Kini, setelah puluhan tahun bersilam, masa-masa itu seperti terulang kembali.
“Ibu, apakah Ibu tidak membenciku?” tanya Kartini.
Rasdah mengelus lembut rambut putrinya. “Tidak ada Ibu yang membenci anaknya, Tini. Tidak pernah terbesit sedikit pun di dalam hati ibu untuk membenci kamu.”
“Meskipun aku sudah bersalah pada Ibu? Meskipun aku sudah meninggalkan Ibu sendirian di sini?” suara Kartini tersekat. Ia teringat berkali-kali ke Jakarta untuk urusan kerja, namun tak sekalipun ia pernah menyempatkan diri menjenguk ibunya di desa. Rasa bersalah di hatinya semakin membumbung tinggi.
Rasdah mengecup kening putrinya penuh kasih sayang, lalu tersenyum hangat. “Kamu mengikuti kata hatimu. Ibu tidak bisa marah padamu karena hal itu. Ibu justru senang karena kamu berarti sudah dewasa. Dan kamu membuktikan bahwa kamu bisa sukses dengan pilihan hidupmu sendiri. Ibu pernah melihat kamu tampil di TV. Kamu berbicara dengan sangat hebat. Ibu jadi sangat bangga sama kamu, Tini. Ibu bangga.”
Lamat-lamat, mata Kartini bersaput basah. Saat ini, ia ingin sekali merengkuh tubuh ibunya dan memeluknya erat. Namun, ia tak kuasa melakukan itu.

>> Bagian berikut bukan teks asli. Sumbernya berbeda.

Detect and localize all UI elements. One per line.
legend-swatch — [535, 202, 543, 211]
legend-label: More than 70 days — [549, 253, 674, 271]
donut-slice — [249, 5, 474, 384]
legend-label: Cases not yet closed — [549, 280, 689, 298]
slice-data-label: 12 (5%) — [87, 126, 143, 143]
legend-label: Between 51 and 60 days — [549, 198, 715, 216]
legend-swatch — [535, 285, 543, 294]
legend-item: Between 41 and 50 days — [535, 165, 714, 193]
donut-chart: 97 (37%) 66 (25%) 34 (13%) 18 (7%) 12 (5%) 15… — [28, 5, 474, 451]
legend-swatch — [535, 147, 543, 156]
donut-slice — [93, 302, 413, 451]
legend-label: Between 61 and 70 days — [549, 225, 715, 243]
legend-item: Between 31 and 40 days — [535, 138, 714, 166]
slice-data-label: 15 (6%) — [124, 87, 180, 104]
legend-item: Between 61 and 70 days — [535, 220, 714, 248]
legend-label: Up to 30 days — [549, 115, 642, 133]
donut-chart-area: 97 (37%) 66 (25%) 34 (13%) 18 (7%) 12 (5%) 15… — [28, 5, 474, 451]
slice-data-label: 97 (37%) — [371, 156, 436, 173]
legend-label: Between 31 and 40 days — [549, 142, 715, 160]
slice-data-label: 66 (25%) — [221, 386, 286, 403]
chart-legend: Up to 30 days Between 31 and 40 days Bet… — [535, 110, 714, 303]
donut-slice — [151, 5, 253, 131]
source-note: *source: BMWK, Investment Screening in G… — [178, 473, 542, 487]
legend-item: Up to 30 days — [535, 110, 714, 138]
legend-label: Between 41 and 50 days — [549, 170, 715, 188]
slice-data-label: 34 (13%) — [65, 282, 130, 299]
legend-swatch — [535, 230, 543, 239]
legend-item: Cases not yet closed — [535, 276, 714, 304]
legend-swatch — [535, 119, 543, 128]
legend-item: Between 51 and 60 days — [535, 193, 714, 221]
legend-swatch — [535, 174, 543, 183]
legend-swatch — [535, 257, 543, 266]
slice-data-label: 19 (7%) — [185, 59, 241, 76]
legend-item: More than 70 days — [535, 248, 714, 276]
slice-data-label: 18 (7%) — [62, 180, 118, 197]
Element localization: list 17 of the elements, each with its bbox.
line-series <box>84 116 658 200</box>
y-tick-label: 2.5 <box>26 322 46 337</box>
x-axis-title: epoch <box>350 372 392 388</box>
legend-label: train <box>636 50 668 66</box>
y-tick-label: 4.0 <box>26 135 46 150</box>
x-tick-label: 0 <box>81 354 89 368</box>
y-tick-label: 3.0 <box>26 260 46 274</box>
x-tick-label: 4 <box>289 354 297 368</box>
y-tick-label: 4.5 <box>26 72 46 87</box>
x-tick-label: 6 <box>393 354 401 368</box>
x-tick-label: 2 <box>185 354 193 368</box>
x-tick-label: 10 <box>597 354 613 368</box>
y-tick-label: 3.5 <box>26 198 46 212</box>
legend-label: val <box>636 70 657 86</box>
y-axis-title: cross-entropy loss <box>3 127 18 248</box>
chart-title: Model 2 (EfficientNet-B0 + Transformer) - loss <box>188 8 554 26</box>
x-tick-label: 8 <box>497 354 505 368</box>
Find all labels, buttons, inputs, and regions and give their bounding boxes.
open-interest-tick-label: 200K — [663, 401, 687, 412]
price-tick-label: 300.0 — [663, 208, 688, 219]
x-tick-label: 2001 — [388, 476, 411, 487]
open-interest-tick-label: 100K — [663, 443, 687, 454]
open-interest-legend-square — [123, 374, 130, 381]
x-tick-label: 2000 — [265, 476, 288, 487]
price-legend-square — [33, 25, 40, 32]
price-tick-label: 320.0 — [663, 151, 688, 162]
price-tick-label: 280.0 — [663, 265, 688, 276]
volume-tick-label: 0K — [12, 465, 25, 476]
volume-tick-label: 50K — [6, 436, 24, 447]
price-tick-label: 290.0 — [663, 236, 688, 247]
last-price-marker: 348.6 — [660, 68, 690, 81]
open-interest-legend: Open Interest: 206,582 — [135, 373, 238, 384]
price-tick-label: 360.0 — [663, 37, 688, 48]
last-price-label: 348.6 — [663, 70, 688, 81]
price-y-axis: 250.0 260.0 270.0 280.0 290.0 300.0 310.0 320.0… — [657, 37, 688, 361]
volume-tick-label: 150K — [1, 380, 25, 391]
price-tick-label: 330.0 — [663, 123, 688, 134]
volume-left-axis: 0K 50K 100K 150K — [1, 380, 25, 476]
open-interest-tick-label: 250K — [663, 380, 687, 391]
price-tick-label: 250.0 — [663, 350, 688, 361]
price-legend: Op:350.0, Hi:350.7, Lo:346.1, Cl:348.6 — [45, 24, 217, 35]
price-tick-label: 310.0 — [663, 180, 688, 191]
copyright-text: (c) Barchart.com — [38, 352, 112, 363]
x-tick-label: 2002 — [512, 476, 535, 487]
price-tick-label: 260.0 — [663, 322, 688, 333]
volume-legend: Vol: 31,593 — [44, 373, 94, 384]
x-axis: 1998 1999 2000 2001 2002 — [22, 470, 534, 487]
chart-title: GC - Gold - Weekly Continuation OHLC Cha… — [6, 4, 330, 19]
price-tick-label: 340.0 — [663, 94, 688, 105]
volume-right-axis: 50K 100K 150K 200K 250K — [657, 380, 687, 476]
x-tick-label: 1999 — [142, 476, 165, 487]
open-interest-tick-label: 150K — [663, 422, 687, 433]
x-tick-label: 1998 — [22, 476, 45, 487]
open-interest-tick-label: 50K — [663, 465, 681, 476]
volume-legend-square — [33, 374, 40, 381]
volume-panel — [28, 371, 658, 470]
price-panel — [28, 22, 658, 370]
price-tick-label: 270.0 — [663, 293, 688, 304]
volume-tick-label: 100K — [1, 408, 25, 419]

Yang bisa Kartini lakukan hanya menangis.
Seolah mengerti perasaan putrinya, Rasdah kembali mendekap tubuh Kartini.
“Maafkan aku, Ibu. Maafkan aku…,” ucap Kartini di sela tangisnya.
“Ibu sudah memaafkan kamu, Tini. Bahkan sebelum kamu memintanya. Setelah bapakmu meninggal, hanya kamu yang Ibu miliki. Ibu selalu berdoa agar Tuhan menuntun jalanmu pulang ke pangkuan ibu. Ibu ingin bertemu denganmu lagi sebelum Ibu mati. Bertahun-tahun menunggu, hari ini Tuhan mengabulkan doa ibu,” ucap Rasdah. Tampak butir-butir air bening menetes di pipinya yang telah keriput.
Ucapan Rasdah membuat Kartini semakin tenggelam dalam tangisnya. Ia merasa sedih, terharu, sekaligus bahagia. Dan lebih dari itu, ia merasa diterima.
Di sepanjang hidupnya, Kartini pernah belajar bersama orang-orang hebat di banyak tempat prestisius di dunia. Namun, ternyata ada satu hal penting yang belum ia dapatkan dari tempat-tempat itu. Dan, ia malah menemukannya di rumah ibunya yang miskin. Ketulusan sejati.
Adalah Rasdah, perempuan buta huruf yang tidak pernah mengenyam pendidikan di bangku sekolah, orang yang mengajarkan hal itu. Kartini jadi tersadar bahwa setelah menjadi sekolah yang pertama, Rasdah adalah sekolah yang terbaik baginya. Dan selamanya, posisi ibunya itu tak akan pernah bisa terganti.